Monday, August 27, 2007

Yes, It Actually Cuts Both Ways

All too often colleges and universities engage in viewpoint discrimination, and usually it is right of center views that get the shaft. But not always:

The Colorado Springs Independent has an article in its latest issue on the free speech zones at the University of Colorado at Colorado Springs. (UCCS) Last fall, a woman’s advocacy student group called AWARE wanted to reserve a space on campus for a bake sale satirizing the wage gap between male and female workers. The university told the group that since their demonstration was of a political nature, it would have to be held in the campus’ free speech zone. The College Republicans had previously held a Global Warming Beach Party to express opposition to popular theories regarding global warming in the same area outside the free speech zone where AWARE wanted to demonstrate.

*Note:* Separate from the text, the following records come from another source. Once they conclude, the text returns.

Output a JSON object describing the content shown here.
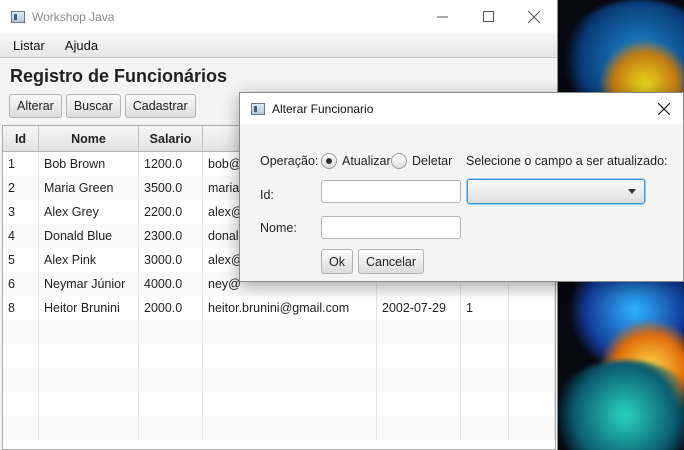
{
  "main_window": {
    "title": "Workshop Java",
    "menu": [
      "Listar",
      "Ajuda"
    ],
    "heading": "Registro de Funcionários",
    "toolbar": {
      "alterar": "Alterar",
      "buscar": "Buscar",
      "cadastrar": "Cadastrar"
    },
    "table": {
      "columns": [
        "Id",
        "Nome",
        "Salario",
        "",
        "",
        "",
        ""
      ],
      "rows": [
        [
          "1",
          "Bob Brown",
          "1200.0",
          "bob@",
          "",
          "",
          ""
        ],
        [
          "2",
          "Maria Green",
          "3500.0",
          "maria@",
          "",
          "",
          ""
        ],
        [
          "3",
          "Alex Grey",
          "2200.0",
          "alex@",
          "",
          "",
          ""
        ],
        [
          "4",
          "Donald Blue",
          "2300.0",
          "donald",
          "",
          "",
          ""
        ],
        [
          "5",
          "Alex Pink",
          "3000.0",
          "alex@",
          "",
          "",
          ""
        ],
        [
          "6",
          "Neymar Júnior",
          "4000.0",
          "ney@",
          "",
          "",
          ""
        ],
        [
          "8",
          "Heitor Brunini",
          "2000.0",
          "heitor.brunini@gmail.com",
          "2002-07-29",
          "1",
          ""
        ]
      ],
      "empty_rows": 5
    }
  },
  "dialog": {
    "title": "Alterar Funcionario",
    "operacao_label": "Operação:",
    "radio_atualizar": "Atualizar",
    "radio_deletar": "Deletar",
    "selected_operation": "Atualizar",
    "campo_label": "Selecione o campo a ser atualizado:",
    "id_label": "Id:",
    "nome_label": "Nome:",
    "id_value": "",
    "nome_value": "",
    "combo_value": "",
    "ok_button": "Ok",
    "cancel_button": "Cancelar"
  },
  "colors": {
    "focus_accent": "#3a94d8"
  }
}
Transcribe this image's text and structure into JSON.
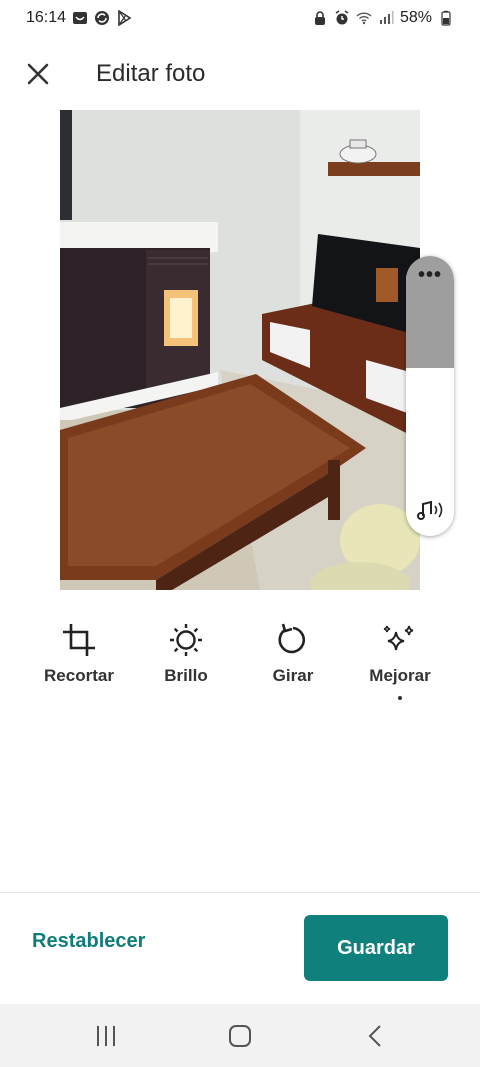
{
  "status_bar": {
    "time": "16:14",
    "battery": "58%",
    "left_icons": [
      "gallery-icon",
      "sync-icon",
      "play-store-icon"
    ],
    "right_icons": [
      "lock-icon",
      "alarm-icon",
      "wifi-icon",
      "signal-icon",
      "battery-icon"
    ]
  },
  "app_bar": {
    "close_icon": "close-icon",
    "title": "Editar foto"
  },
  "photo": {
    "description_icon": "photo"
  },
  "volume_panel": {
    "level": 0.4,
    "menu_icon": "more-dots-icon",
    "sound_icon": "music-note-icon"
  },
  "tools": [
    {
      "label": "Recortar",
      "icon": "crop-icon"
    },
    {
      "label": "Brillo",
      "icon": "brightness-icon"
    },
    {
      "label": "Girar",
      "icon": "rotate-icon"
    },
    {
      "label": "Mejorar",
      "icon": "sparkles-icon",
      "selected": true
    }
  ],
  "footer": {
    "reset_label": "Restablecer",
    "save_label": "Guardar",
    "accent_color": "#0f807c"
  },
  "nav_bar": {
    "recent_icon": "recent-apps-icon",
    "home_icon": "home-icon",
    "back_icon": "back-icon"
  }
}
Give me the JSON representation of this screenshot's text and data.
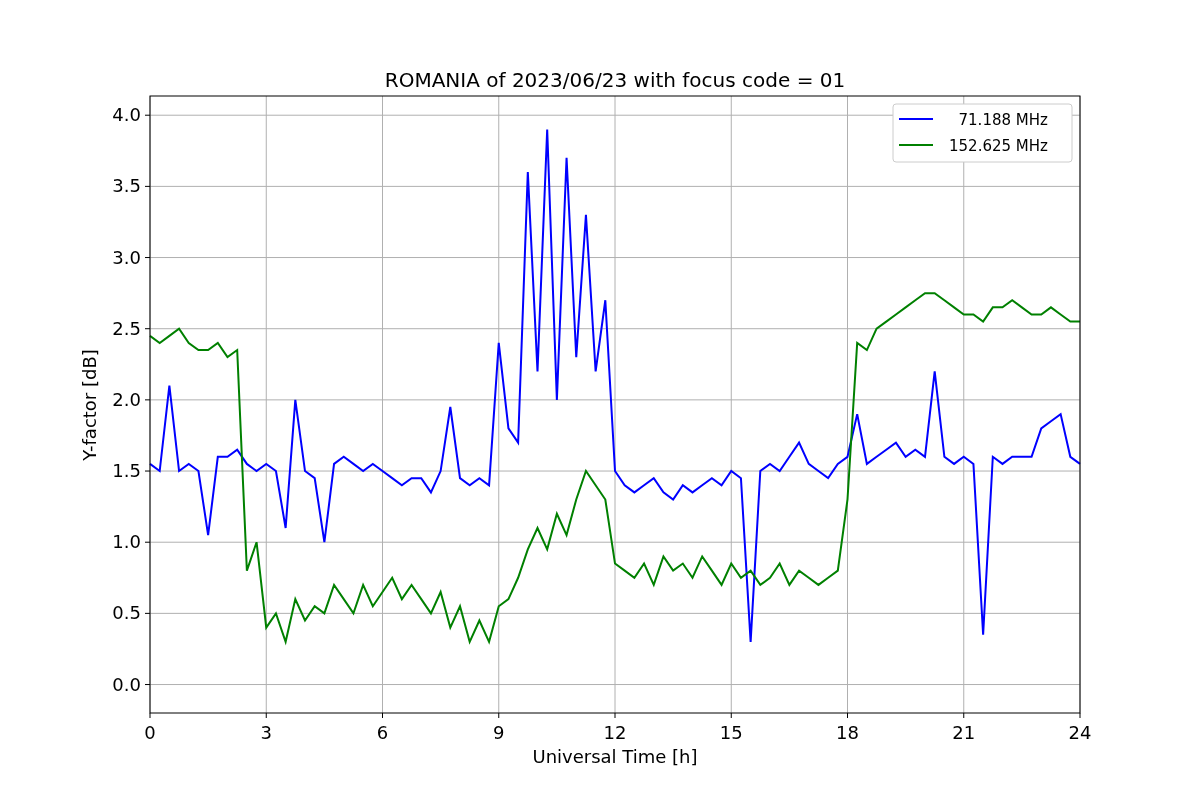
{
  "figure": {
    "chart_data": {
      "type": "line",
      "title": "ROMANIA of 2023/06/23 with focus code = 01",
      "xlabel": "Universal Time [h]",
      "ylabel": "Y-factor [dB]",
      "x": [
        0,
        0.25,
        0.5,
        0.75,
        1,
        1.25,
        1.5,
        1.75,
        2,
        2.25,
        2.5,
        2.75,
        3,
        3.25,
        3.5,
        3.75,
        4,
        4.25,
        4.5,
        4.75,
        5,
        5.25,
        5.5,
        5.75,
        6,
        6.25,
        6.5,
        6.75,
        7,
        7.25,
        7.5,
        7.75,
        8,
        8.25,
        8.5,
        8.75,
        9,
        9.25,
        9.5,
        9.75,
        10,
        10.25,
        10.5,
        10.75,
        11,
        11.25,
        11.5,
        11.75,
        12,
        12.25,
        12.5,
        12.75,
        13,
        13.25,
        13.5,
        13.75,
        14,
        14.25,
        14.5,
        14.75,
        15,
        15.25,
        15.5,
        15.75,
        16,
        16.25,
        16.5,
        16.75,
        17,
        17.25,
        17.5,
        17.75,
        18,
        18.25,
        18.5,
        18.75,
        19,
        19.25,
        19.5,
        19.75,
        20,
        20.25,
        20.5,
        20.75,
        21,
        21.25,
        21.5,
        21.75,
        22,
        22.25,
        22.5,
        22.75,
        23,
        23.25,
        23.5,
        23.75,
        24
      ],
      "series": [
        {
          "name": "  71.188 MHz",
          "color": "#0000ff",
          "values": [
            1.55,
            1.5,
            2.1,
            1.5,
            1.55,
            1.5,
            1.05,
            1.6,
            1.6,
            1.65,
            1.55,
            1.5,
            1.55,
            1.5,
            1.1,
            2.0,
            1.5,
            1.45,
            1.0,
            1.55,
            1.6,
            1.55,
            1.5,
            1.55,
            1.5,
            1.45,
            1.4,
            1.45,
            1.45,
            1.35,
            1.5,
            1.95,
            1.45,
            1.4,
            1.45,
            1.4,
            2.4,
            1.8,
            1.7,
            3.6,
            2.2,
            3.9,
            2.0,
            3.7,
            2.3,
            3.3,
            2.2,
            2.7,
            1.5,
            1.4,
            1.35,
            1.4,
            1.45,
            1.35,
            1.3,
            1.4,
            1.35,
            1.4,
            1.45,
            1.4,
            1.5,
            1.45,
            0.3,
            1.5,
            1.55,
            1.5,
            1.6,
            1.7,
            1.55,
            1.5,
            1.45,
            1.55,
            1.6,
            1.9,
            1.55,
            1.6,
            1.65,
            1.7,
            1.6,
            1.65,
            1.6,
            2.2,
            1.6,
            1.55,
            1.6,
            1.55,
            0.35,
            1.6,
            1.55,
            1.6,
            1.6,
            1.6,
            1.8,
            1.85,
            1.9,
            1.6,
            1.55
          ]
        },
        {
          "name": "152.625 MHz",
          "color": "#008000",
          "values": [
            2.45,
            2.4,
            2.45,
            2.5,
            2.4,
            2.35,
            2.35,
            2.4,
            2.3,
            2.35,
            0.8,
            1.0,
            0.4,
            0.5,
            0.3,
            0.6,
            0.45,
            0.55,
            0.5,
            0.7,
            0.6,
            0.5,
            0.7,
            0.55,
            0.65,
            0.75,
            0.6,
            0.7,
            0.6,
            0.5,
            0.65,
            0.4,
            0.55,
            0.3,
            0.45,
            0.3,
            0.55,
            0.6,
            0.75,
            0.95,
            1.1,
            0.95,
            1.2,
            1.05,
            1.3,
            1.5,
            1.4,
            1.3,
            0.85,
            0.8,
            0.75,
            0.85,
            0.7,
            0.9,
            0.8,
            0.85,
            0.75,
            0.9,
            0.8,
            0.7,
            0.85,
            0.75,
            0.8,
            0.7,
            0.75,
            0.85,
            0.7,
            0.8,
            0.75,
            0.7,
            0.75,
            0.8,
            1.3,
            2.4,
            2.35,
            2.5,
            2.55,
            2.6,
            2.65,
            2.7,
            2.75,
            2.75,
            2.7,
            2.65,
            2.6,
            2.6,
            2.55,
            2.65,
            2.65,
            2.7,
            2.65,
            2.6,
            2.6,
            2.65,
            2.6,
            2.55,
            2.55
          ]
        }
      ],
      "grid": true,
      "legend": true,
      "xlim": [
        0,
        24
      ],
      "ylim": [
        -0.2,
        4.135
      ],
      "xticks": [
        0,
        3,
        6,
        9,
        12,
        15,
        18,
        21,
        24
      ],
      "yticks": [
        {
          "value": 0,
          "label": "0.0"
        },
        {
          "value": 0.5,
          "label": "0.5"
        },
        {
          "value": 1,
          "label": "1.0"
        },
        {
          "value": 1.5,
          "label": "1.5"
        },
        {
          "value": 2,
          "label": "2.0"
        },
        {
          "value": 2.5,
          "label": "2.5"
        },
        {
          "value": 3,
          "label": "3.0"
        },
        {
          "value": 3.5,
          "label": "3.5"
        },
        {
          "value": 4,
          "label": "4.0"
        }
      ]
    }
  }
}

To justify the free speech zone, UCCS Professor James Colvin points out that while universities may regulate the time, place, and manner of speech, those restrictions must be viewpoint neutral. But what Colvin leaves out is that in addition to viewpoint neutrality, the regulations must also be reasonable. While banning political speech entirely from a university campus or relegating it to one or two small areas may be viewpoint neutral, depending on how it’s enforced, it is not at all reasonable or constitutional.

This is the sort of garbage you get when universities take it upon themselves to judge student speech. I'm sure if you asked the College Republicans if they thought Global Warming was a political question they would respond "Hell, yeah it's all about politics." That is probably why they had the beach party in the first place. By those standards a wage discrimination bake sale is less political.

Of course, the larger point should be why get the university administration involved at all? All it does is invite charges of capriciousness. Really, the only legitimate role I can see the university playing here is scheduling coordinator.

All the messy "free speech stuff" is just what comes of living in a democratic society. Get used to it already.